Test female pathogen comprehensive panel at Avidin!!!

Avidin Kft has set up a comprehensive microbial test that can detect all bacteria, fungi and viruses from gynecological samples. The high-sensitivity gynecological microbiome test can simultaneously detect certain subtypes of HPV as well as Chlamydia infections, allowing early detection of high-risk cases described in the study below. Avidin Kft, in cooperation with the Whitelab group, offers to the public this unique method in the market based on sequencing.

 

06.14.2022

It has long been proven that HPV can cause cancer. Indeed, HPV DNA can be found in more than 90% of all cervical cancers. However, HPV is not the sole culprit. Even though more than 80% of women become infected with HPV during their lifetime, not even 2% develop cancer. Cofactors like immune status, hormones, and coinfections are emerging as a causal link in cervical cancer development. Coinfections with Chlamydia trachomatis are seen at an increased incidence in patients with invasive cervical and ovarian cancers, yet the coinfection dynamics and the underlying mechanisms are entirely unknown. Now, scientists at the Max Planck Institute for Infection Biology and the University of Würzburg showed that the collaboration between certain types of viruses and bacteria may lead to cervical cancer.

Their patient-derived, near-physiological, ectocervical, 3D organoid model provides the much-needed in vitro platform to investigate various facets of cervix biology, including the influence on the female reproductive tract and drug testing. This model was used to study infections and coinfections and their molecular mechanisms individual and coinfection dynamics of human papillomavirus (HPV16 E6E7) and Chlamydia trachomatis, published in Nature Communications (https://www.nature.com/articles/s41467-022-28569-1 )

Senior author, Cindrilla Chumduri, Ph.D., chair of Microbiology at the University of Würzburg, added that ”multiple infections create a unique cellular microenvironment that potentially contributes to the reprogramming of tissues and thus to the development of cancer.”

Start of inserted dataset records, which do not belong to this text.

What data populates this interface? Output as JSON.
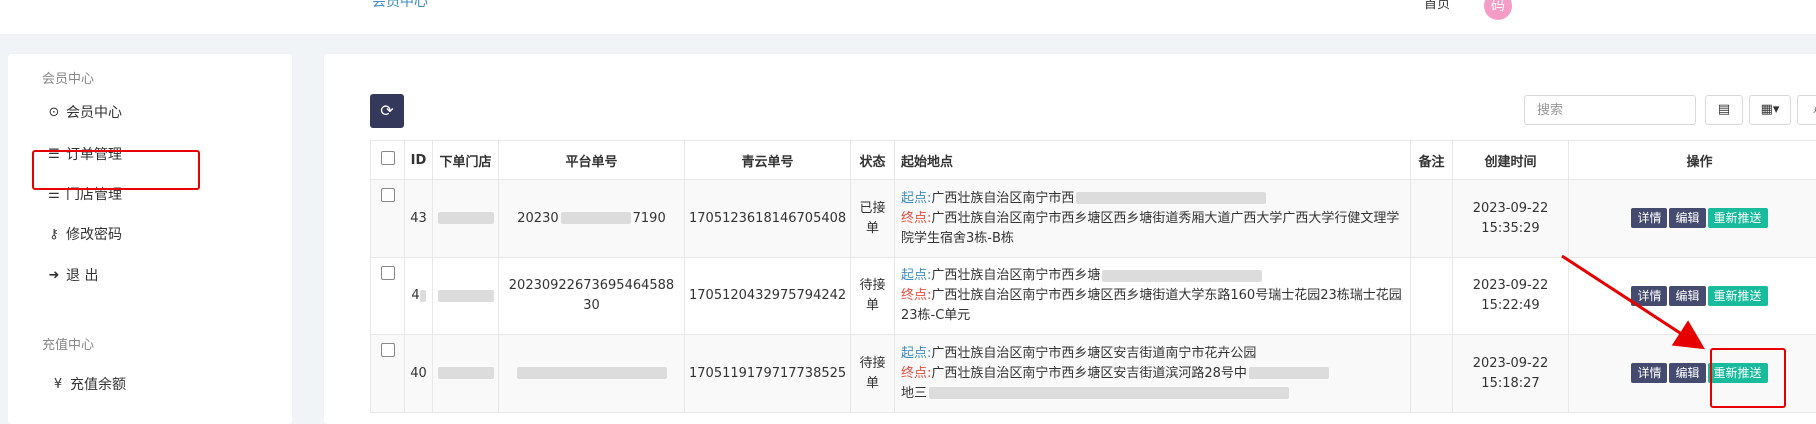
{
  "topbar": {
    "link": "会员中心",
    "home": "首页",
    "avatar_char": "码"
  },
  "sidebar": {
    "section1": "会员中心",
    "items": [
      {
        "icon": "user-circle-icon",
        "glyph": "⊙",
        "label": "会员中心"
      },
      {
        "icon": "list-icon",
        "glyph": "☰",
        "label": "订单管理",
        "active": true
      },
      {
        "icon": "list-icon",
        "glyph": "☰",
        "label": "门店管理"
      },
      {
        "icon": "key-icon",
        "glyph": "⚷",
        "label": "修改密码"
      },
      {
        "icon": "sign-out-icon",
        "glyph": "➜",
        "label": "退 出"
      }
    ],
    "section2": "充值中心",
    "items2": [
      {
        "icon": "yen-icon",
        "glyph": "¥",
        "label": "充值余额"
      }
    ]
  },
  "toolbar": {
    "search_placeholder": "搜索",
    "refresh_icon": "refresh-icon"
  },
  "table": {
    "headers": [
      "",
      "ID",
      "下单门店",
      "平台单号",
      "青云单号",
      "状态",
      "起始地点",
      "备注",
      "创建时间",
      "操作"
    ],
    "start_label": "起点:",
    "end_label": "终点:",
    "rows": [
      {
        "id": "43",
        "platform_no": "20230",
        "platform_no_tail": "7190",
        "qy_no": "1705123618146705408",
        "status": "已接单",
        "start": "广西壮族自治区南宁市西",
        "end": "广西壮族自治区南宁市西乡塘区西乡塘街道秀厢大道广西大学广西大学行健文理学院学生宿舍3栋-B栋",
        "date": "2023-09-22",
        "time": "15:35:29"
      },
      {
        "id": "4",
        "platform_no": "20230922673695464588 30",
        "platform_no_tail": "",
        "qy_no": "1705120432975794242",
        "status": "待接单",
        "start": "广西壮族自治区南宁市西乡塘",
        "end": "广西壮族自治区南宁市西乡塘区西乡塘街道大学东路160号瑞士花园23栋瑞士花园23栋-C单元",
        "date": "2023-09-22",
        "time": "15:22:49"
      },
      {
        "id": "40",
        "platform_no": "",
        "platform_no_tail": "",
        "qy_no": "1705119179717738525",
        "status": "待接单",
        "start": "广西壮族自治区南宁市西乡塘区安吉街道南宁市花卉公园",
        "end": "广西壮族自治区南宁市西乡塘区安吉街道滨河路28号中",
        "end_cont": "地三",
        "date": "2023-09-22",
        "time": "15:18:27"
      }
    ],
    "ops": {
      "detail": "详情",
      "edit": "编辑",
      "push": "重新推送"
    }
  },
  "colors": {
    "accent": "#34385a",
    "push": "#18bc9c",
    "highlight": "#e60000",
    "link": "#3c8dbc"
  }
}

Ectocervical stem cells in the organoids were genetically manipulated to introduce E6E7 oncogenes to mimic HPV16 integration. These organoids developed the characteristics of precancerous lesions, retained self-renewal capacity, and produced mature stratified epithelium similar to healthy organoids. They demonstrated that unique transcriptional and post-translational responses induced by Chlamydia and HPV lead to distinct reprogramming of host cell processes. Several genes were up or downregulated by the two pathogens in different ways, which was associated with specific immune responses. Among other things, Chlamydia impeded HPV-induced mechanisms that maintain cellular and genome integrity, including mismatch repair in the stem cells.

Based on these findings, simultaneous testing of several pathogens bears superior diagnostical values and offers the possibility of treatment of the bacterial infection which may prevent the progression of malignant formation.